Ritorniamo arricchiti e invitati alla missione: portatori di speranza

“Il cammino giubilare – continua Carmela – non è solo per noi. È anche missione. Il Signore ci invita a portare il suo amore oltre i confini sicuri delle nostre chiese.

La carità, l’ascolto, il servizio sono il linguaggio del Giubileo vissuto, la forma concreta della misericordia di Dio che si fa vicina”.

Risuonano come un mandato le ultime parole di don Filippo nell’omelia:

Chiediamo di portare questa grazia ma soprattutto di diventare testimoni di speranza

“Auguro a noi tutti pellegrini di speranza, che questo tempo di grazia che abbiamo vissuto, lasci in noi un segno duraturo e che possiamo essere, come comunità, più ‘sale della terra e luce del mondo’ (cf Mt 5,13-14)”.

“Noi, giovani amici – racconta ancora M. Teresa Mormando – abbiamo aspettato con trepidazione questo momento e continuiamo a viverlo nel nostro piccolo, portandolo nella nostra quotidianità; forse per la prima volta dopo tanta strada insieme, abbiamo potuto condividere anche momenti di fede che sicuramente ha rinforzato quei legami già esistenti tra noi, gli altri e soprattutto Dio.

Stasera, a conclusione del pellegrinaggio, come intero gruppo, ci riuniremo per un momento di condivisione. Siamo partiti come pellegrini, portando al Signore, varcando quella Porta Santa, tutto ciò che avevamo nel nostro cuore, tutto ciò che siamo e che gli altri prima di partire ci hanno spiritualmente consegnato, oggi sentiamo di essere davvero tornati ‘pellegrini di speranza'”.

E quanta speranza sgorga dalla testimonianza di carità discreta ma concreta di tanti laici che accanto ai loro parroci si sono spesi per curare la logistica del pellegrinaggio prima di partire e momento per momento durante il viaggio!

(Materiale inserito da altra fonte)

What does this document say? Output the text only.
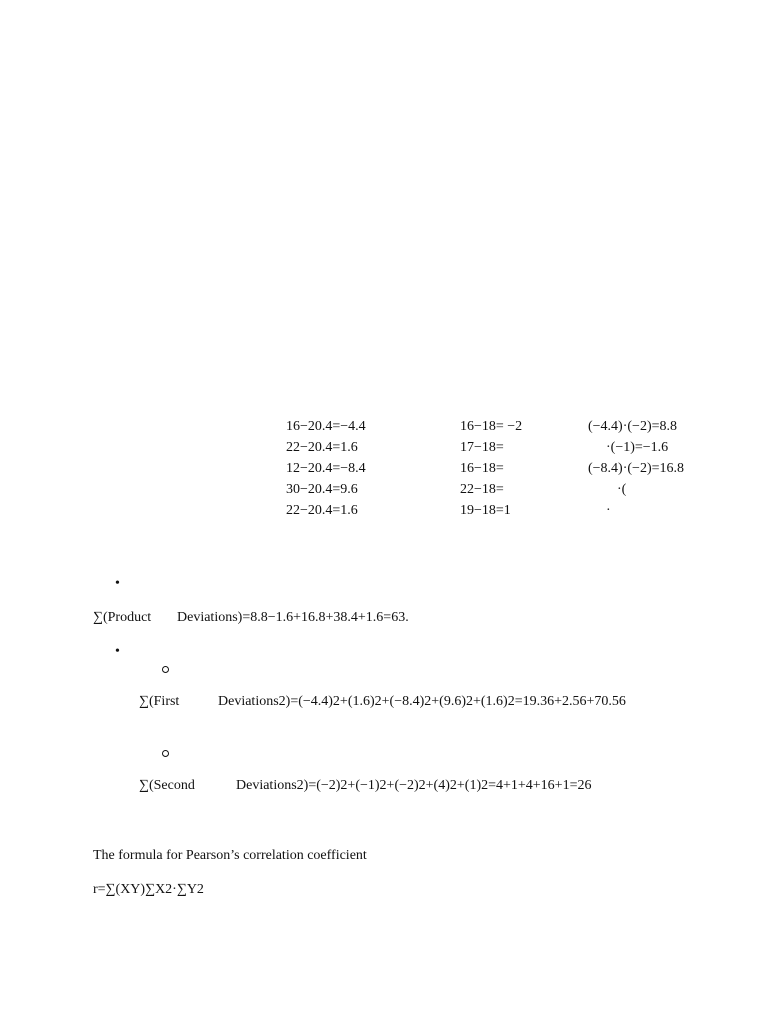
16−20.4=−4.4
22−20.4=1.6
12−20.4=−8.4
30−20.4=9.6
22−20.4=1.6
16−18= −2
17−18=
16−18=
22−18=
19−18=1
(−4.4)·(−2)=8.8
·(−1)=−1.6
(−8.4)·(−2)=16.8
·(
·
•
∑(Product Deviations)=8.8−1.6+16.8+38.4+1.6=63.
•
∑(First	Deviations2)=(−4.4)2+(1.6)2+(−8.4)2+(9.6)2+(1.6)2=19.36+2.56+70.56
∑(Second	Deviations2)=(−2)2+(−1)2+(−2)2+(4)2+(1)2=4+1+4+16+1=26
The formula for Pearson’s correlation coefficient
r=∑(XY)∑X2·∑Y2
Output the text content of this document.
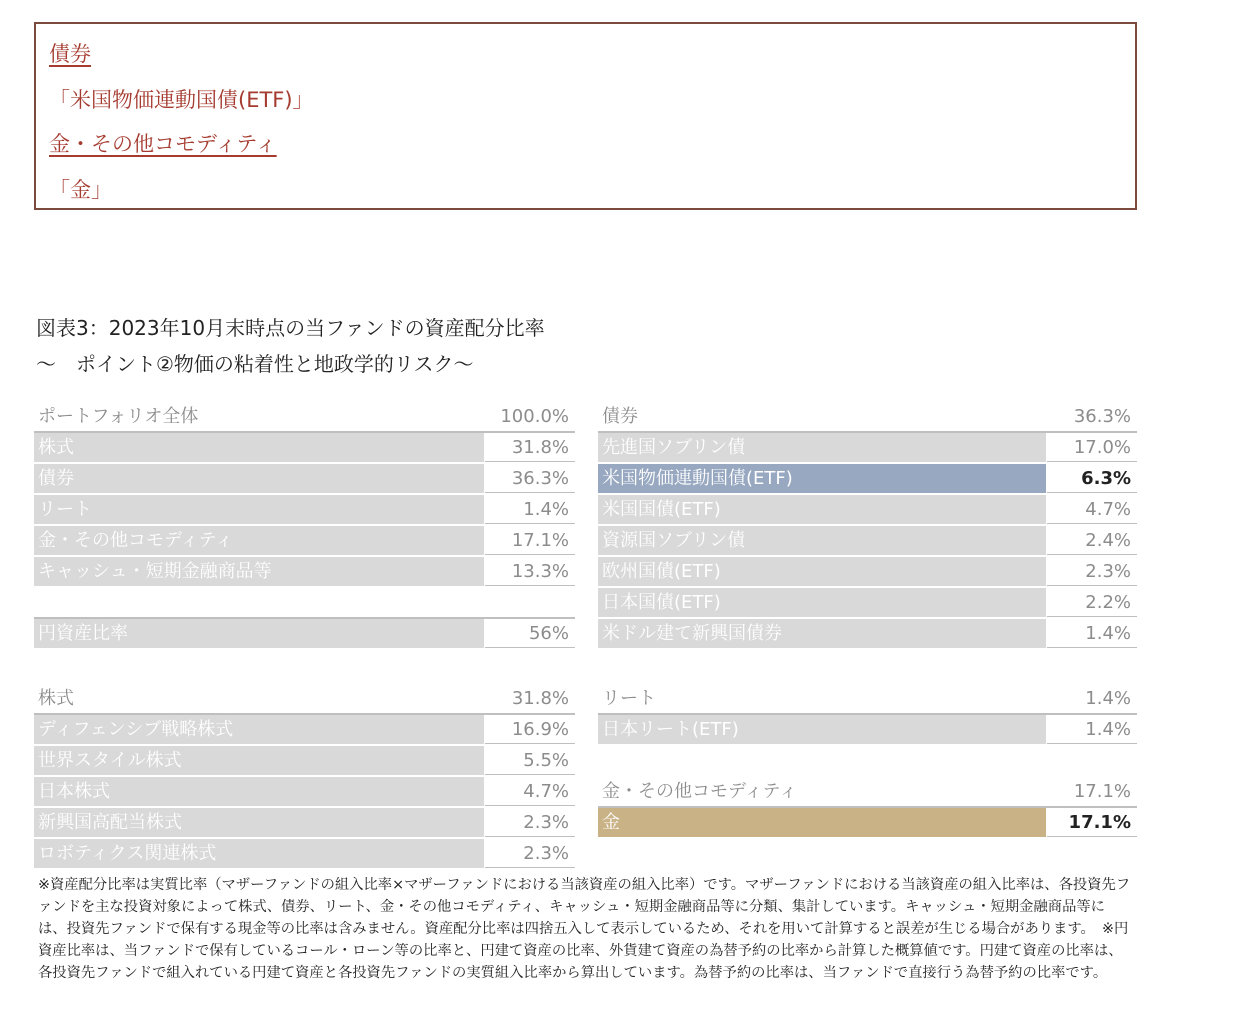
債券
「米国物価連動国債(ETF)」
金・その他コモディティ
「金」
図表3：2023年10月末時点の当ファンドの資産配分比率
～　ポイント②物価の粘着性と地政学的リスク～
ポートフォリオ全体	100.0%
株式	31.8%
債券	36.3%
リート	1.4%
金・その他コモディティ	17.1%
キャッシュ・短期金融商品等	13.3%
円資産比率	56%
株式	31.8%
ディフェンシブ戦略株式	16.9%
世界スタイル株式	5.5%
日本株式	4.7%
新興国高配当株式	2.3%
ロボティクス関連株式	2.3%
債券	36.3%
先進国ソブリン債	17.0%
米国物価連動国債(ETF)	6.3%
米国国債(ETF)	4.7%
資源国ソブリン債	2.4%
欧州国債(ETF)	2.3%
日本国債(ETF)	2.2%
米ドル建て新興国債券	1.4%
リート	1.4%
日本リート(ETF)	1.4%
金・その他コモディティ	17.1%
金	17.1%
※資産配分比率は実質比率（マザーファンドの組入比率×マザーファンドにおける当該資産の組入比率）です。マザーファンドにおける当該資産の組入比率は、各投資先ファンドを主な投資対象によって株式、債券、リート、金・その他コモディティ、キャッシュ・短期金融商品等に分類、集計しています。キャッシュ・短期金融商品等には、投資先ファンドで保有する現金等の比率は含みません。資産配分比率は四捨五入して表示しているため、それを用いて計算すると誤差が生じる場合があります。　※円資産比率は、当ファンドで保有しているコール・ローン等の比率と、円建て資産の比率、外貨建て資産の為替予約の比率から計算した概算値です。円建て資産の比率は、各投資先ファンドで組入れている円建て資産と各投資先ファンドの実質組入比率から算出しています。為替予約の比率は、当ファンドで直接行う為替予約の比率です。
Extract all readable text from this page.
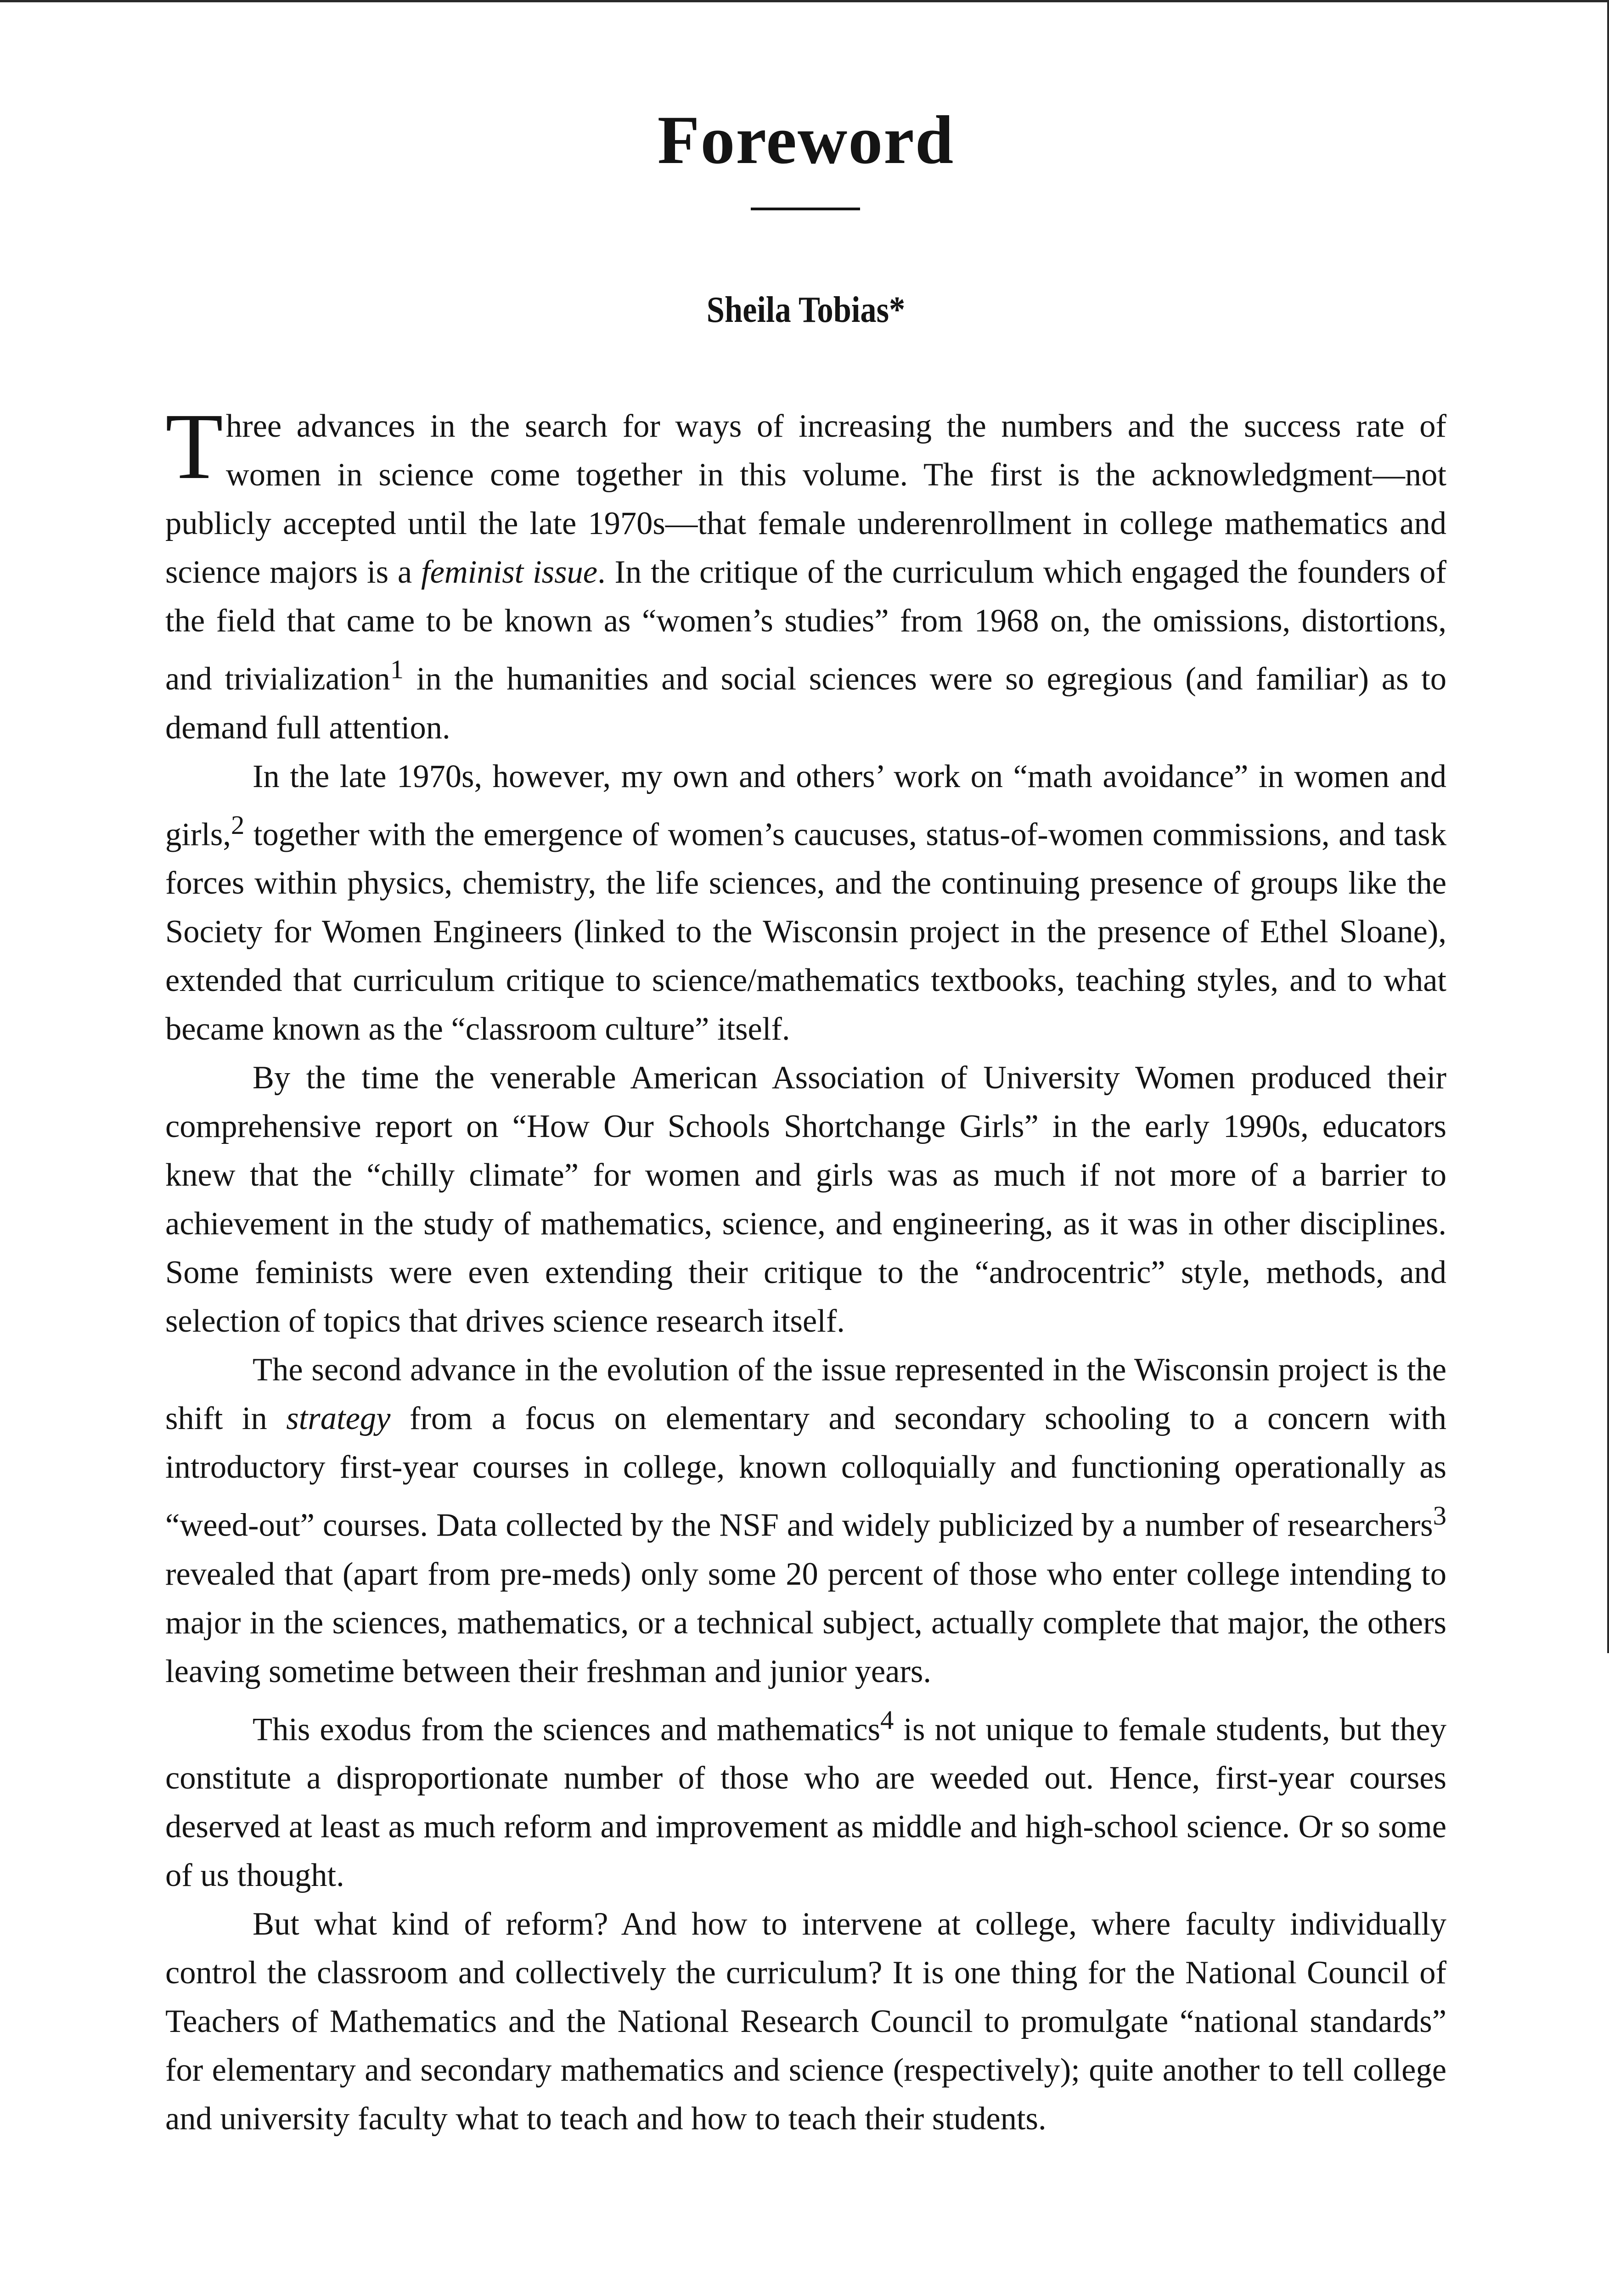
Foreword
Sheila Tobias*

Three advances in the search for ways of increasing the numbers and the success rate of women in science come together in this volume. The first is the acknowledgment—not publicly accepted until the late 1970s—that female underenrollment in college mathematics and science majors is a feminist issue. In the critique of the curriculum which engaged the founders of the field that came to be known as “women’s studies” from 1968 on, the omissions, distortions, and trivialization$^1$ in the humanities and social sciences were so egregious (and familiar) as to demand full attention.

In the late 1970s, however, my own and others’ work on “math avoidance” in women and girls,$^2$ together with the emergence of women’s caucuses, status-of-women commissions, and task forces within physics, chemistry, the life sciences, and the continuing presence of groups like the Society for Women Engineers (linked to the Wisconsin project in the presence of Ethel Sloane), extended that curriculum critique to science/mathematics textbooks, teaching styles, and to what became known as the “classroom culture” itself.

By the time the venerable American Association of University Women produced their comprehensive report on “How Our Schools Shortchange Girls” in the early 1990s, educators knew that the “chilly climate” for women and girls was as much if not more of a barrier to achievement in the study of mathematics, science, and engineering, as it was in other disciplines. Some feminists were even extending their critique to the “androcentric” style, methods, and selection of topics that drives science research itself.

The second advance in the evolution of the issue represented in the Wisconsin project is the shift in strategy from a focus on elementary and secondary schooling to a concern with introductory first-year courses in college, known colloquially and functioning operationally as “weed-out” courses. Data collected by the NSF and widely publicized by a number of researchers$^3$ revealed that (apart from pre-meds) only some 20 percent of those who enter college intending to major in the sciences, mathematics, or a technical subject, actually complete that major, the others leaving sometime between their freshman and junior years.

This exodus from the sciences and mathematics$^4$ is not unique to female students, but they constitute a disproportionate number of those who are weeded out. Hence, first-year courses deserved at least as much reform and improvement as middle and high-school science. Or so some of us thought.

But what kind of reform? And how to intervene at college, where faculty individually control the classroom and collectively the curriculum? It is one thing for the National Council of Teachers of Mathematics and the National Research Council to promulgate “national standards” for elementary and secondary mathematics and science (respectively); quite another to tell college and university faculty what to teach and how to teach their students.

Soprattutto a loro ma a tutti i pellegrini va il ringraziamento per aver reso possibile questa esperienza diocesana, in cui è stato evidente il valore di una comunità che rafforza e sostiene la fede, come anche il nostro amministratore ha avuto modo, più di una volta, di sottolineare.

E proprio con un pensiero di don Angelo nel viaggio di ritorno ci piace concludere questo servizio su questa esperienza diocesana che speriamo sia portatrice di grazia per tutti:

E così, senza neanche saperlo o accorgercene, ritorniamo da dove siamo partiti un po’ più sereni, un po’ più in pace, un po’ più felici di aver conosciuto persone nuove, un po’ più convinti che la chiesa è bella quando la si scopre nella sua veste universale, un po’ più pronti a pregare gli uni per gli altri, un po’ più concentrati su ciò che ci unisce, un po’ più motivati nel credere che la speranza è possibile perché ci sono io e ci sono altri che insieme a me guardano avanti, un po’ più indulgenti con gli altri perché si è ricevuto indulgenza. Per questo non ci stancheremo di rendere grazie perché la nostra vita potrà aver scoperto di essere seme e segno di quella Speranza che non muore mai.